MC 666 laughed like Kefka again. "You already have the instruments, the tools. The old man's box of shitty bootleg cartridges, that was me. I am all the sketchy old people at tag sales who give away games like that! And now my next victim will be compelled to play, and keep playing, my haunted games!"

"Your haunted games?" Kyle asked. "These games aren't haunted, they're just really bad."

"Do you understand now?" he asked. And the strangest part was, I did. I let him run his mouth anyway because I figured it would make him feel better.

"I am the embodiment of all darkness and clichés. I plant the shitty creepypasta ideas in the minds of terrible writers, and I laugh as pathetic fanbases gather around them. I am the black eyes with red pupils, I am the hyper-realistic blood. I am the eventless level, the intern, and the nostalgia boner. So don't FUCK with me. If you copy the floppy, I'll appear in the form of an incredibly strong doll and MURDER you!"
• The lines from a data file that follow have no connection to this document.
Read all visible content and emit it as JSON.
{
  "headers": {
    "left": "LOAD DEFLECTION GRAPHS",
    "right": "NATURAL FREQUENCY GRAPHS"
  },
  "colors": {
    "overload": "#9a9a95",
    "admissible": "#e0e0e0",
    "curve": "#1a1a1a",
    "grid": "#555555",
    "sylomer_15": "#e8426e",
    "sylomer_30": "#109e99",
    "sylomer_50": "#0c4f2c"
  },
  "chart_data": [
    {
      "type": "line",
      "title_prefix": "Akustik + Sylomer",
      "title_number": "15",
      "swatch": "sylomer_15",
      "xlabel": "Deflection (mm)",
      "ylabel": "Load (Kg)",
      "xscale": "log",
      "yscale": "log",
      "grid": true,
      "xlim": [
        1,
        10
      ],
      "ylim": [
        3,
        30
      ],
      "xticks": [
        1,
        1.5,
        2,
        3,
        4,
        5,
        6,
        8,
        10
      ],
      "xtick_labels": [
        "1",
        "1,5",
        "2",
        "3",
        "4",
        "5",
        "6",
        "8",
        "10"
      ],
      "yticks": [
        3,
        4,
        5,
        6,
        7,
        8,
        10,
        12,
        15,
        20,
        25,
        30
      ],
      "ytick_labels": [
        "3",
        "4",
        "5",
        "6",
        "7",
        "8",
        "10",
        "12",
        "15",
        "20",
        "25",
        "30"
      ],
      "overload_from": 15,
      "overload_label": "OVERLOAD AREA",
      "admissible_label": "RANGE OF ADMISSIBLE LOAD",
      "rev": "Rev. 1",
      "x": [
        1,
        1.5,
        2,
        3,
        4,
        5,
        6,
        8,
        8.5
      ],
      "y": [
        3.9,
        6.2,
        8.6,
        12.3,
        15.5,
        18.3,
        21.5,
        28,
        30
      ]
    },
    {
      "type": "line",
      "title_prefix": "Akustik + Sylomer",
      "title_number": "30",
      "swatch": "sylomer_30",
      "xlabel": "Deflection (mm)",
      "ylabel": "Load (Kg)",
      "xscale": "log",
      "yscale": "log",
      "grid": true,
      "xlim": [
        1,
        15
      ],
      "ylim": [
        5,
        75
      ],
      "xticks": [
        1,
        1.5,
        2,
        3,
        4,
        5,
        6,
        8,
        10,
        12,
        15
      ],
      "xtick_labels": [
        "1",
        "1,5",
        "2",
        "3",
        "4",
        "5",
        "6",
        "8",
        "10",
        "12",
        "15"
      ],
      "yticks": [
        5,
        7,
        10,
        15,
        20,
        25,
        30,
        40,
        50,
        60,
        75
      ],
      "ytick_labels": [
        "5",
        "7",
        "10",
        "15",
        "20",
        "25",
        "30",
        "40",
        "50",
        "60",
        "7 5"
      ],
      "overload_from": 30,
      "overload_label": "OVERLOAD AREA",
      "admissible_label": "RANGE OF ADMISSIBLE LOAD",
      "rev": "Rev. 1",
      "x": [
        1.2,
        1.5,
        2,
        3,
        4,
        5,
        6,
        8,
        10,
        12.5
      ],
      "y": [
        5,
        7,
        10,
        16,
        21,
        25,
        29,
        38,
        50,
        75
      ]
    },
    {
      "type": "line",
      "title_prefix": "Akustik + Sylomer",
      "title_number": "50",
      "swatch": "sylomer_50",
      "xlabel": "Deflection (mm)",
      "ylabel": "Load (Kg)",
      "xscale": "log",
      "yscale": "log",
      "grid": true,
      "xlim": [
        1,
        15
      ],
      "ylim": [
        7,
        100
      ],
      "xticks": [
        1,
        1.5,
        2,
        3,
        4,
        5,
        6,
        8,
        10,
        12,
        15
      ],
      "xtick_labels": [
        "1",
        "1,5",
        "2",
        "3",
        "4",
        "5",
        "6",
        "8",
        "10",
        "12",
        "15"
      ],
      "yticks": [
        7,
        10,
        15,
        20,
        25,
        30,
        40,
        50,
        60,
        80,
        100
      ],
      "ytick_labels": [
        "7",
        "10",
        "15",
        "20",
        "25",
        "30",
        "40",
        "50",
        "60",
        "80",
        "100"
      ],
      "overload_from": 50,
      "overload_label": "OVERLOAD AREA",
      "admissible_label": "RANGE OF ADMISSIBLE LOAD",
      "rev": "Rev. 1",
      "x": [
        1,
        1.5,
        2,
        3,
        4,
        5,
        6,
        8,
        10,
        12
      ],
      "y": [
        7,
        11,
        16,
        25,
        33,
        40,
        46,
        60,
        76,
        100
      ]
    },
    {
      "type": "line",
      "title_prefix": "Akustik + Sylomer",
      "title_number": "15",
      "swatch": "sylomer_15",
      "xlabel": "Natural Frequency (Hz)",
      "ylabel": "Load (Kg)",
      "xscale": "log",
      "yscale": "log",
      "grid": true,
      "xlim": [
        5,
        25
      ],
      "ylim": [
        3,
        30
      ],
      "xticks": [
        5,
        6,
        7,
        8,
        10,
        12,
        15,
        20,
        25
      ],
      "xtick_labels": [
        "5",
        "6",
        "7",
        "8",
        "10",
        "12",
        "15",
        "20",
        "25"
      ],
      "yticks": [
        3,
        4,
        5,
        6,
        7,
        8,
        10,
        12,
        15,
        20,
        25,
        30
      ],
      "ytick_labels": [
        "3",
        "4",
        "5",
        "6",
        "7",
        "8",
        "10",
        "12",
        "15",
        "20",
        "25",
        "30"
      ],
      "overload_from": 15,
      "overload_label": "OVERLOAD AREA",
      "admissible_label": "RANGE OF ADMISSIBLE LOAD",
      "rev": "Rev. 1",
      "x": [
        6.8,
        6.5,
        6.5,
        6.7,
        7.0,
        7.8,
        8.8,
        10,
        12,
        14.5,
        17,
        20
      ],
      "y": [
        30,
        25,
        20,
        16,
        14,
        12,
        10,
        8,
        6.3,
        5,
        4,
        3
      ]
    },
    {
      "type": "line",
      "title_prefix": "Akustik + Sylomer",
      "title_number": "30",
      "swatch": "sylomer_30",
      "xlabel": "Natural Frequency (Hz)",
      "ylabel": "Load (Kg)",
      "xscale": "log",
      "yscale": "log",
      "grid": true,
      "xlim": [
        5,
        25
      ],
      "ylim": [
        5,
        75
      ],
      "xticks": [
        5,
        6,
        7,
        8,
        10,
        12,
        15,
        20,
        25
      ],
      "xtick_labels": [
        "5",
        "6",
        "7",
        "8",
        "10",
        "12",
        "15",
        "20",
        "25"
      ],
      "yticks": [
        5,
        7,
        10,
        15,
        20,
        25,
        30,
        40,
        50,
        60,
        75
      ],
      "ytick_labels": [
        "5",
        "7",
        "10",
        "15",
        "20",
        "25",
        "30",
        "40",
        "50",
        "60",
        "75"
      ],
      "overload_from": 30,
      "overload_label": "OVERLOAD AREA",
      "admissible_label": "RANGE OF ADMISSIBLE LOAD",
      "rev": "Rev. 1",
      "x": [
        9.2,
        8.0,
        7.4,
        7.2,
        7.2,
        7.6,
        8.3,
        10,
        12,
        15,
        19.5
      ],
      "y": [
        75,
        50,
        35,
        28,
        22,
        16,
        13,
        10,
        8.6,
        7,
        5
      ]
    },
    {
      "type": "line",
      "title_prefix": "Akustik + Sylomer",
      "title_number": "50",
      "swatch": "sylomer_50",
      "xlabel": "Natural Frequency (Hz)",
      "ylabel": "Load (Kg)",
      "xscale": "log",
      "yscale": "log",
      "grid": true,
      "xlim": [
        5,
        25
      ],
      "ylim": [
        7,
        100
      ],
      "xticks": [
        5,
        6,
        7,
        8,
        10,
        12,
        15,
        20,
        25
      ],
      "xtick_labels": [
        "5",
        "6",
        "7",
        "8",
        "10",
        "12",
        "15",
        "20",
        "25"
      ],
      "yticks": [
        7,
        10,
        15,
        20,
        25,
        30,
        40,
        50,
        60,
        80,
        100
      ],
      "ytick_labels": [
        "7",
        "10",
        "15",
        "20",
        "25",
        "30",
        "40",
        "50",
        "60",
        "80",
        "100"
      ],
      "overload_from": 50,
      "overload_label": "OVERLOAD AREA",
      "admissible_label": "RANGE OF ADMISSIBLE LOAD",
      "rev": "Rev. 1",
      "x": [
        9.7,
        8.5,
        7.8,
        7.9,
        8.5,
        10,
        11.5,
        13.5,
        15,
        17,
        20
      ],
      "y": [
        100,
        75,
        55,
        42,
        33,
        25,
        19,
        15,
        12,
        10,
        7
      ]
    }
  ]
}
I copied the floppy anyways. MC 666 can go fuck himself. Still, I told Kyle that I needed to get back to my house (I actually am living with my parents right now), even though I planned to sleep over. It was just going to be too awkward if I stayed the night. When I got home, my parents were waiting for me at the front door. I told them what happened, and my mom got scared and said "you're moving with your auntie and your uncle in Bel-Air." I whistled for a cab and when it came near the license plate said "Fresh" and there were dice in the mirror. If anything I could say that this cab was rare but I thought, naw, forget it, yo holmes to Bel-Air. I pulled up to the house about seven or eight and said to the cabbie "yo holmes smell ya later." Looked at my kingdom, I was finally there, to sit on my throne as the prince of Bel-Air.